Vereint mit den Heiligen bei und vor Gott
1. Seit mein Vater vor nunmehr 28 Jahren heimgegangen ist, komme ich immer wieder zu seinem Grab - aus dem einfachen Glauben, dass er, weil er lebt (!), nunmehr auf andere Art und Weise mir zur Seite steht als in den Jahren, als ich ihn leibhaftig als Wegbegleiter wahrnehmen durfte. Ich glaube, dass es vielen oder sogar allen von uns ähnlich ergeht: Das Gespür dafür, dass Verstorbene nicht weg sind, sondern da, lässt sich nicht einfach ausradieren. Zuneigung, Liebe und schöne Erinnerungen bleiben. Gott sei Dank ist dem so, denn ein Teil unseres eigenen Daseins ist in unseren lieben, verstorbenen Wegbegleiterinnen und Wegbegleitern begründet. Ihre Gegenwart haben wir als einmalig und einzigartig erfahren. Mehr noch - was auch immer auf einem Lebenszeugnis stehen mag - in den uns Vorangegangenen wissen wir um liebe Menschen, die uns begleiten und uns nicht den Weg des Lebens versperren. Wir erleben und denken an sie als solche, die für uns da sind und für uns eintreten. Auch jetzt noch.

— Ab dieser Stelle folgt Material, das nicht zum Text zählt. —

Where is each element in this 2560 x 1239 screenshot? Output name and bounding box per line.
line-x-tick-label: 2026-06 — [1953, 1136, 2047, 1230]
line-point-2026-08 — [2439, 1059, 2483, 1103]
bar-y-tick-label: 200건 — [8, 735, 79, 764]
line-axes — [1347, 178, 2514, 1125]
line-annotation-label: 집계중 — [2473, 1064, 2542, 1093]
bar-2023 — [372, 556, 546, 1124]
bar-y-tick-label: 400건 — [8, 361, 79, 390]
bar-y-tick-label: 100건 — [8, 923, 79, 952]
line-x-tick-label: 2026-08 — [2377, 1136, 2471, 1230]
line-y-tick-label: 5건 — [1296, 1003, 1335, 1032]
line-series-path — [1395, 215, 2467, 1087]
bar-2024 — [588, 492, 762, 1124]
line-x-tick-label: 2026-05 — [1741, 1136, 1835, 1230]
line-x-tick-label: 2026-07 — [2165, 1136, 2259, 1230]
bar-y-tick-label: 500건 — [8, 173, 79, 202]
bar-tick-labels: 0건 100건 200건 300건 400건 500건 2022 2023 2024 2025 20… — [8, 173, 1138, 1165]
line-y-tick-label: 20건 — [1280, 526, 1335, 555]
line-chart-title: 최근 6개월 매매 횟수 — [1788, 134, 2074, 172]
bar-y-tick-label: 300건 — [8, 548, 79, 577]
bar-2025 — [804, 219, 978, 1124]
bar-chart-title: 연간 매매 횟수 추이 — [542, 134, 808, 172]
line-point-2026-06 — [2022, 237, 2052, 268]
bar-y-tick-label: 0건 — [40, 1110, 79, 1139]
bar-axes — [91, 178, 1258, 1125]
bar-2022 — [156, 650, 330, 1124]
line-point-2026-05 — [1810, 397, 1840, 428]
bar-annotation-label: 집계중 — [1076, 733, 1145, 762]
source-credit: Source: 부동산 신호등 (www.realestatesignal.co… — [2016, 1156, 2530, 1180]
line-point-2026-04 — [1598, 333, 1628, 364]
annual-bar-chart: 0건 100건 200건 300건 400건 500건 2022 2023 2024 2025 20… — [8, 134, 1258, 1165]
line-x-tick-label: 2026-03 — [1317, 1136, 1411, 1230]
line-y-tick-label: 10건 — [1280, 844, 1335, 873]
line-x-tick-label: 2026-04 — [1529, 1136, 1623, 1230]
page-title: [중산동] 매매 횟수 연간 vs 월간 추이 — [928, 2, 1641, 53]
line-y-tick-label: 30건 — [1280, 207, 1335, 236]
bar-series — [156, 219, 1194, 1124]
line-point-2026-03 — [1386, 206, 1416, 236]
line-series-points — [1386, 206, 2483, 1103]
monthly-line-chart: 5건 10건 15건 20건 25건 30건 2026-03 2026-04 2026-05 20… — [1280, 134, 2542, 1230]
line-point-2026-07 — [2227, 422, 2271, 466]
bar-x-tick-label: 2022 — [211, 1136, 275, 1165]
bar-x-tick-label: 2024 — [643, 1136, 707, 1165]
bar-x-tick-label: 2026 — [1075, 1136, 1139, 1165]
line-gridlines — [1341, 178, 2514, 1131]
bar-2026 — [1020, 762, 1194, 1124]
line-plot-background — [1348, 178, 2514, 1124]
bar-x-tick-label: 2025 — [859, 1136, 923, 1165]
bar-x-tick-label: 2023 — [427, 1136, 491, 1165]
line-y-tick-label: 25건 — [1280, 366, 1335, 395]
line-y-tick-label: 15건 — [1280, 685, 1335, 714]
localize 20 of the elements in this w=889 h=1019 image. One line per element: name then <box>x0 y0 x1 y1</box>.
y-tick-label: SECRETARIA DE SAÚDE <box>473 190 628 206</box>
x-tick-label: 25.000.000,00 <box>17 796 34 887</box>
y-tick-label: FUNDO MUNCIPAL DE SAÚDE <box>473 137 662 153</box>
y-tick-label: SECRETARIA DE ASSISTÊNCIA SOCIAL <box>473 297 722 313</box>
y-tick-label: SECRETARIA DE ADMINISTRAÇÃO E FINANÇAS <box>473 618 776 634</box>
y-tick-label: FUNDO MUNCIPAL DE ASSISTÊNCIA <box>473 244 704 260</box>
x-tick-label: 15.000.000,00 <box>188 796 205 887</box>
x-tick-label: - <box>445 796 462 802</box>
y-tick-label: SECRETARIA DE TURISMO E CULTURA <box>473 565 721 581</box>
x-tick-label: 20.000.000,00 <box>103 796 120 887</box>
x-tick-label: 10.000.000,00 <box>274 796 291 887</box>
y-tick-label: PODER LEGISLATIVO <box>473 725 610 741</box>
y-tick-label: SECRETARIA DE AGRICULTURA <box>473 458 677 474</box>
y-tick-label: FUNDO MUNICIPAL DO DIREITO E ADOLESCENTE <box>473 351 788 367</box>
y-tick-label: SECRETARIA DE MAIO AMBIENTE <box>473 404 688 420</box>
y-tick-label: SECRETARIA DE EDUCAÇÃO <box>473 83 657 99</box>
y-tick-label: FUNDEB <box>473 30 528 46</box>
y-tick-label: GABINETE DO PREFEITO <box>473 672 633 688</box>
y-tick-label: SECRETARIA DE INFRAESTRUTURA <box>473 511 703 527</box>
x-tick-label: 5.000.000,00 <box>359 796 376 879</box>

2. Dies mag auch der Grund dafür sein, wieso es Heiligenverehrung gibt: Als Glaubensgemeinschaft sehen wir in ihnen Menschen, die den Weg des Lebens auf der Erde vorbildhaft und den Menschen zugewandt zu Ende gegangen sind, die - um es in der Sprache unserer Zuversicht und damit des Glaubens auszudrücken - also bei Gott angekommen sind. Sie sind Menschen, die sich die Bergpredigt - wir haben sie eben gehört - wahrlich zu Herzen genommen haben. Und weil ER ewig ist, ist er auch im Heute da und mit ihm die Heiligen. Sie sind es, die Himmel und Erde gleichsam verbinden. Sie sind somit Quelle der Freude und Freundschaft, der Hoffnung und Zuversicht. Sie geben uns auf den verwirrenden und schwierigen Abschnitten unseres Erdendaseins Hoffnung und Kraft und signalisieren, dass unser aller Zukunft neues Leben und nicht das Versinken im ewigen Tod ist. Wenn wir dies ernst- und glaubend annehmen, dann werden Heilige für uns zu Personen, die uns Menschen zusammenführen, weil sich bei ihnen unsere Lebenswege gleichsam kreuzen und treffen. So sind Heilige als Patrone von Kirchen oder Berufsgruppen auch heute verbindend "tätig" zwischen uns Menschen, aus welcher sozialen Gruppe wir auch kommen mögen.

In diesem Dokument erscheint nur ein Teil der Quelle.